Funny things happen when you find entrepreneurs you really want to work with. Rules/guideposts have a tendency to change. We often talk about not investing in pre-revenue companies, but sure enough one of our first deals out of the fund was pre-revenue. Granted, we’ve known the CEO for years and he has made us money before, but still. We often talk about only doing deals where we price the round and set terms, but then an entrepreneur really wants to do a different structure, so recently we completed our first investment in a SAFE using the ycombinator guidelines.
To be fair, a SAFE isn’t some wild structure and we certainly aren’t the first investor to use it.

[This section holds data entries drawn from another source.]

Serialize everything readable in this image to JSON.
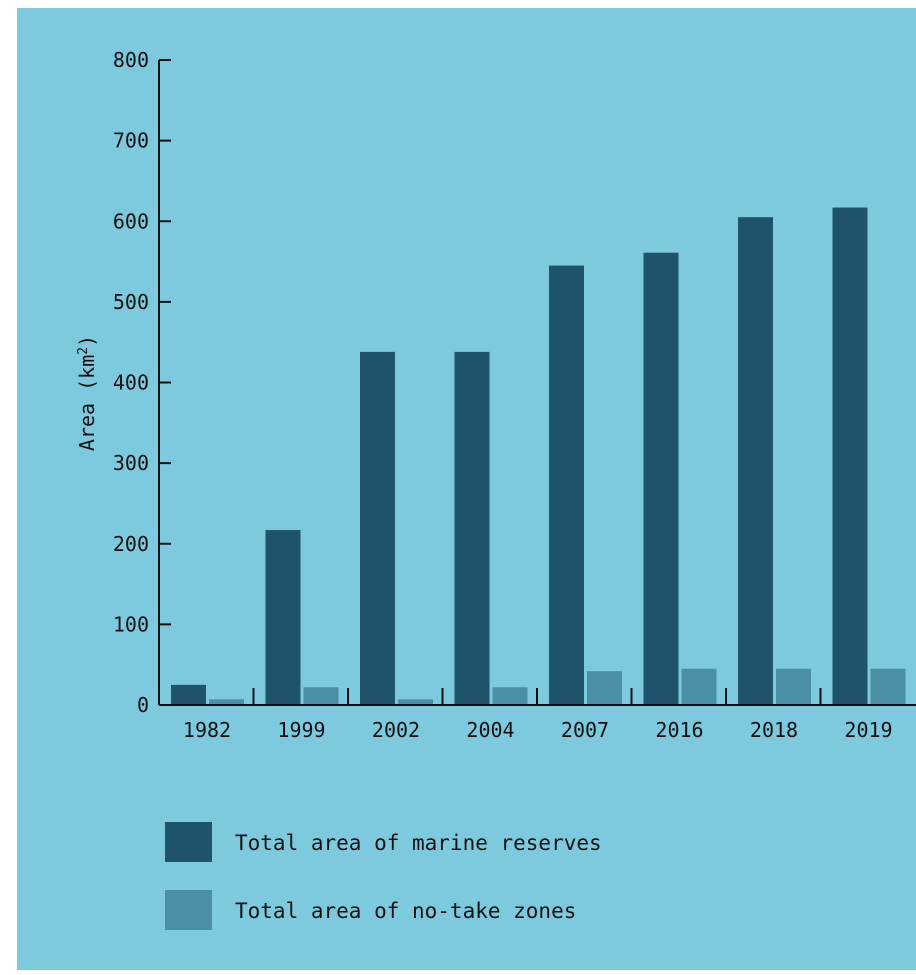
{
  "chart_data": {
    "type": "bar",
    "ylabel": "Area (km²)",
    "ylabel_main": "Area (km",
    "ylabel_sup": "2",
    "ylabel_close": ")",
    "ylim": [
      0,
      800
    ],
    "yticks": [
      "0",
      "100",
      "200",
      "300",
      "400",
      "500",
      "600",
      "700",
      "800"
    ],
    "categories": [
      "1982",
      "1999",
      "2002",
      "2004",
      "2007",
      "2016",
      "2018",
      "2019"
    ],
    "series": [
      {
        "name": "Total area of marine reserves",
        "color": "#1e536b",
        "values": [
          25,
          217,
          438,
          438,
          545,
          561,
          605,
          617
        ]
      },
      {
        "name": "Total area of no-take zones",
        "color": "#4a8fa6",
        "values": [
          7,
          22,
          7,
          22,
          42,
          45,
          45,
          45
        ]
      }
    ],
    "grid": false,
    "legend_position": "bottom-left"
  },
  "colors": {
    "background": "#7dcade",
    "axis": "#111111"
  }
}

You should read through the YC site if you want details, but at the highest level a SAFE is like a convertible note without the debt component. At the investment date we provided a capital amount and received a contract for a right to future shares. No interest rate, no term. If the company raises a VC round in the future, our money will convert at the lower of the valuation that was set in our contract and that set in future VC round. If the company has a liquidity event before ever raising capital again, we choose the greater of our initial investment amount or the amount we would have received if our money converted at the valuation set in our initial contract (just like convertible preferred equity). The one scenario not covered is if the company never raises, and never has a liquidity event, but that would be an issue pretty much no matter how you structure a deal. All other terms are essentially punted to the next financing as we will share whatever provisions the new VC investors ask for.
The primary benefits of a SAFE to founders are speed (there is not much to negotiate other than the valuation-cap) and low legal fees. In our case, when the founders approached us about doing a SAFE, I was initially hesitant because I thought a priced deal with set terms could still get done fairly quickly and I believe that terms we lead with set a good precedent for future VC financings. I ended up doing it because my hesitation was outweighed by both me wanting to try something new and wanting to make the deal smooth for the founders.
Having now gone through the process, I’d still prefer to price and set terms in a round to avoid any chance of ambiguity down the road, but I can’t deny how efficient the SAFE is. It literally took just a few business days to negotiate terms, sign the docs and wire the cash. It probably saved 45 days and $25K in fees. 45 days may not seem like a lot, but when you’re pushing hard on near-term milestones, its material.
I’m hopeful the structure will hold over time as the company contemplates future financings, and if it doesn’t, I will have learned and it’ll just be good fodder for another blog post.